SEZIONE: ISTITUZIONI, ASSOCIAZIONISMO E RIFORME

Sto scadendo: cosa posso fare?

27 Aprile 2009
 
L’art. 38 - comma 5 - del decreto legislativo n. 267 del 2000 recita: “I Consigli durano in carica sino all’elezione dei nuovi, limitandosi, dopo la pubblicazione dei decreti di indizione dei comizi elettorali, ad adottare gli atti urgenti ed improrogabili”.
Ma quali sono i limiti posti dall’art. 38 - comma 5 - del T.U.E.L. 267/2000 alla potestà deliberativa dei Consigli Comunali durante la campagna elettorale?
Ci si chiede, innanzitutto, quali possano essere “gli atti urgenti ed improrogabili”, anche al fine di evitare eventuali contenziosi in sede giurisdizionale ed a chi competa la valutazione circa la loro sussistenza.
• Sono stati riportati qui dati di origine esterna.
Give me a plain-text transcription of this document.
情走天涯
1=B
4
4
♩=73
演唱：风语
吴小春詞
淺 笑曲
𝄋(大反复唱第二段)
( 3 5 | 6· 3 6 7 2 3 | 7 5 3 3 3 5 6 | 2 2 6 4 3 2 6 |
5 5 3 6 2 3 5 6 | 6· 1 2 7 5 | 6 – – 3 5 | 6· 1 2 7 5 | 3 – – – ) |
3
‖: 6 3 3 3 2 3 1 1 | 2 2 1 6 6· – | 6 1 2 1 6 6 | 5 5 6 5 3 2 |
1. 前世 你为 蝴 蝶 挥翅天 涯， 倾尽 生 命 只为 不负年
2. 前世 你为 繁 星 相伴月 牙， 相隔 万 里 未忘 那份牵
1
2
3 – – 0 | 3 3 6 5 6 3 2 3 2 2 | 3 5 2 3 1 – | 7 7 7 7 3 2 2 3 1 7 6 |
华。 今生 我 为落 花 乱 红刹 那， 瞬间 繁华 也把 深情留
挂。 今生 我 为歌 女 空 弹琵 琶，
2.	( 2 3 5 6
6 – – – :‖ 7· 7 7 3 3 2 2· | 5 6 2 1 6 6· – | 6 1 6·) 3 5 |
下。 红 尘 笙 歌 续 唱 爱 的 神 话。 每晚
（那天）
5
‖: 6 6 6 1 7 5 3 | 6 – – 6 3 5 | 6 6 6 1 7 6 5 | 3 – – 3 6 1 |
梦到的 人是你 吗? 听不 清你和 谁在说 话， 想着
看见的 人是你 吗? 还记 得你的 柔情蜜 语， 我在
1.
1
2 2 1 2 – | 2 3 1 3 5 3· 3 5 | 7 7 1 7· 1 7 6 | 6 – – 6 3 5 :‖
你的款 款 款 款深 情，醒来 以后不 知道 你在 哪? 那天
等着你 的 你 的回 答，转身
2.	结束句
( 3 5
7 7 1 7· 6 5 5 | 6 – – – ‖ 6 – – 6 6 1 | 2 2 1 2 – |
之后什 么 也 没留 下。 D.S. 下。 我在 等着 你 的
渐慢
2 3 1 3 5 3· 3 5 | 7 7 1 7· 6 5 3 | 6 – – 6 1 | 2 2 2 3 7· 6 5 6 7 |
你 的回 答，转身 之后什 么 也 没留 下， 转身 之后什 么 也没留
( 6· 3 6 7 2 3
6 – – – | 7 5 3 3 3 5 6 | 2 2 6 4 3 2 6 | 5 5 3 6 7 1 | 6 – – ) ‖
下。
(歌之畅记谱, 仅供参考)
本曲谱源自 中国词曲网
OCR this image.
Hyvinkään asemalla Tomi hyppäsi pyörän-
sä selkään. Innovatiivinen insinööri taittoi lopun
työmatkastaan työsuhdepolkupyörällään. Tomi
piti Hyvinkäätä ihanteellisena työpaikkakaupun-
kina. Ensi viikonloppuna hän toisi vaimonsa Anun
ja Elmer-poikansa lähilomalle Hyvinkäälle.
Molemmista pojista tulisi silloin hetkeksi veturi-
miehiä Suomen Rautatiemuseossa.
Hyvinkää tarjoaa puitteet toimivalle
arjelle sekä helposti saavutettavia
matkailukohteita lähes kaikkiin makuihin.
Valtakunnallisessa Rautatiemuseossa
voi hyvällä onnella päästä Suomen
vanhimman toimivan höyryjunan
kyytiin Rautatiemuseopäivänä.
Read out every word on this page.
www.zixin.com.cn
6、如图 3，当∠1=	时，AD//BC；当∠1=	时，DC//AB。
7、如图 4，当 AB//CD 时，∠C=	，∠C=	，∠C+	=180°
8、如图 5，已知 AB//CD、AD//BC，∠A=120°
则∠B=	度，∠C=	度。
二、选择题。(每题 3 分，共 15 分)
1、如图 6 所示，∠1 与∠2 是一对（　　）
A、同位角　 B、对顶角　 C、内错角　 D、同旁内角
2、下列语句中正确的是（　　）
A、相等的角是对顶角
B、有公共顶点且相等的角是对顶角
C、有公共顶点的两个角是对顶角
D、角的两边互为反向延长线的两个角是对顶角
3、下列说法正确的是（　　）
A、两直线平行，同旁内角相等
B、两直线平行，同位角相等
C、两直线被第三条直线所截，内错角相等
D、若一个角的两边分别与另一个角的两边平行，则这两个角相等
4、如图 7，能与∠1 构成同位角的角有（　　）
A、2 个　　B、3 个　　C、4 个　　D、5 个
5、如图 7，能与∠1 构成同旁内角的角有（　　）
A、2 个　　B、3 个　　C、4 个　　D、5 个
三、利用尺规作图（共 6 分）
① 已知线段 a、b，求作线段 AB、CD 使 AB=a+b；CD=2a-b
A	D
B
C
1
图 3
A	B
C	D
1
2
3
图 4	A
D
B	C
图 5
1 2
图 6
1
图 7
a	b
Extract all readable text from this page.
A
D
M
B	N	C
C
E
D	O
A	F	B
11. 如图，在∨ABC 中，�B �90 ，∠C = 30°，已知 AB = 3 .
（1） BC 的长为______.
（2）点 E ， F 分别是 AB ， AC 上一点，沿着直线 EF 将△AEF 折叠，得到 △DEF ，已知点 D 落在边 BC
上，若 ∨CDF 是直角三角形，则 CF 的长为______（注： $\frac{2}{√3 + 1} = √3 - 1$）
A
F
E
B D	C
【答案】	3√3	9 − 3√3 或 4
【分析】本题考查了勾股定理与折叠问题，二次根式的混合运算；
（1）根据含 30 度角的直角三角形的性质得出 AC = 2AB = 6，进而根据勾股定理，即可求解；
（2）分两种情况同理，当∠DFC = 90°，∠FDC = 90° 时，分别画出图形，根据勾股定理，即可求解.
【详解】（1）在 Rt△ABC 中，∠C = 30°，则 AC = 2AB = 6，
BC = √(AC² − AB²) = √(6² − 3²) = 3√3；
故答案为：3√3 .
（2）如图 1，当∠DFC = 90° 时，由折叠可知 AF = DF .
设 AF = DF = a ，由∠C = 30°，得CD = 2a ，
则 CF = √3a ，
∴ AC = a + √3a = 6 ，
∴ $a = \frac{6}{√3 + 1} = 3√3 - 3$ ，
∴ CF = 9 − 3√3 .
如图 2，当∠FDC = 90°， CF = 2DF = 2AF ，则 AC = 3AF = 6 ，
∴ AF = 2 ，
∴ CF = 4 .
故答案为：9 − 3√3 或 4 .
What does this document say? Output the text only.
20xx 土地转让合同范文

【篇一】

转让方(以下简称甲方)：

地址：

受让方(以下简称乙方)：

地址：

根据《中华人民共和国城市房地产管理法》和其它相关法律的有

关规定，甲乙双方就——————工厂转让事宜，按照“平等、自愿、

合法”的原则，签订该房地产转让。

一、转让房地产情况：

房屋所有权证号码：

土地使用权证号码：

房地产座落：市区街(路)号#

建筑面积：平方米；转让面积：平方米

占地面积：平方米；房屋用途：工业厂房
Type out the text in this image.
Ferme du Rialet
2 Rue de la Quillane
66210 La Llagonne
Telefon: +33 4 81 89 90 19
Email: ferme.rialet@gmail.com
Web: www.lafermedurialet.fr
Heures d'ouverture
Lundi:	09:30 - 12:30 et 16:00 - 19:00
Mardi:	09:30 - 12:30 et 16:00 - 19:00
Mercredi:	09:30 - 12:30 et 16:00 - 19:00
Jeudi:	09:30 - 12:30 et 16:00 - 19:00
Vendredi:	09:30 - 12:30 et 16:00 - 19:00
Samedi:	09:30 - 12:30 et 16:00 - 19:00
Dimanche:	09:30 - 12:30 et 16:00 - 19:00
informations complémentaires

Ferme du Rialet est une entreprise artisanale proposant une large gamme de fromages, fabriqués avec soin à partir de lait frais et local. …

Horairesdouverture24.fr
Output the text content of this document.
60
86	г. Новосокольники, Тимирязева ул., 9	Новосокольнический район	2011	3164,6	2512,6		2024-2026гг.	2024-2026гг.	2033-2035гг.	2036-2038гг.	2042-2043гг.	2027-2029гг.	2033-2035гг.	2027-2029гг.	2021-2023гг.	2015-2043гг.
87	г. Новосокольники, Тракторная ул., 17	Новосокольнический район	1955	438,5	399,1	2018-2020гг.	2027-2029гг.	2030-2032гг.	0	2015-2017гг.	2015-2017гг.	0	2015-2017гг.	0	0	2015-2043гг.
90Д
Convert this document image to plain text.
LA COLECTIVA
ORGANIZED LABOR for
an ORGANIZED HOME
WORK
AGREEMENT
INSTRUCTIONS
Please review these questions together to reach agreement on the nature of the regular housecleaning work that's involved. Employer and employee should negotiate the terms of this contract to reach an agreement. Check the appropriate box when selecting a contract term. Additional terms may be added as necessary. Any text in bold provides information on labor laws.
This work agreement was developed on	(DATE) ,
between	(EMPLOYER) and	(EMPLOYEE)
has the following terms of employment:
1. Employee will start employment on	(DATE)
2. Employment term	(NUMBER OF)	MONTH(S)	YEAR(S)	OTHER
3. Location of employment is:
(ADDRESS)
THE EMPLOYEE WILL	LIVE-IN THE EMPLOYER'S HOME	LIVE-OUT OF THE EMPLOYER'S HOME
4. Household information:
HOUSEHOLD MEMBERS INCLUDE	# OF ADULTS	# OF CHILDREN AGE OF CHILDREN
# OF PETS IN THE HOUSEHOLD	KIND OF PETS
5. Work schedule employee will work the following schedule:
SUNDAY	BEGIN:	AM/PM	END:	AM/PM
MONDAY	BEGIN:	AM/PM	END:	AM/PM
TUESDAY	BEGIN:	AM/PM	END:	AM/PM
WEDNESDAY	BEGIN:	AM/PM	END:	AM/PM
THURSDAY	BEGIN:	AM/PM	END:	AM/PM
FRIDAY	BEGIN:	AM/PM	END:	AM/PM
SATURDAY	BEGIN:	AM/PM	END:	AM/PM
L’esistenza dei presupposti precitati deve essere valutata, caso per caso, dal Consiglio Comunale, tenen- do presente il criterio interpretativo, che individua, quali elementi costituenti la fattispecie, scadenze improrogabilmente fissate dalla legge o un rilevante danno, che deriverebbe al Comune da un ritardo nel provvedere. A tal proposito il T.A.R. Puglia - Bari - sez. II, 3 febbraio 2004, n. 382 ha sancito che il divieto, di cui all’art. 38, è espressione del più generale principio secondo il quale i poteri amministrativi si affievoliscono sino ad erodersi del tutto man mano che si avvicinano alla loro scadenza; tale divieto trova inderogabile applicazione soprattutto nei casi in cui il potere, esercitato in prossimità del suo spirare, regola situazioni future, producendo effetti permanenti e/o differiti, che vincolano nelle scelte discrezionali il successivo titolare della potestà. Il divieto, pertanto, preclude quelle fattispecie, in cui il Consiglio Comunale è chiamato ad operare in pieno esercizio di discrezionalità e senza interferenze con i diritti fondamentali dell’individuo, riconosciuti e protetti dalla fonte normativa superiore. Quando, invece, l’organo consiliare è chiamato a pronunciarsi su questioni vincolate nell’anno, nel quando e nel quomodo e che, inoltre, attengono a diritti primari dell’individuo, l’esercizio del potere non può essere rinviato (principio di doverosità), né può incontrare limiti nel citato art. 38, il cui precetto lascia fuori dalla fattispecie tale tipo di situazioni. Va rilevato, peraltro, che la giurisprudenza ha talvolta ammesso la legittimità di atti adottati nel periodo in questione anche quando non sia prescritto un termine perentorio per la loro adozione, purchè corredati di adeguata motivazione, muovendo dalla considerazione che la valutazione della necessità dell’atto è rimessa all’apprezzamento dell’organo, che deve emanarlo, il quale ne assume la relativa responsabilità politica. Sempre a tale proposito anche il Consiglio di Stato, sez. I, con parere del 21.2.1996, n. 94, ha sancito che il principio previsto dall’art. 38, comma 5, del T.U.E.L. 267/2000 si applica anche alla Giunta Comunale ed al Sindaco (o per esso al Vicesindaco).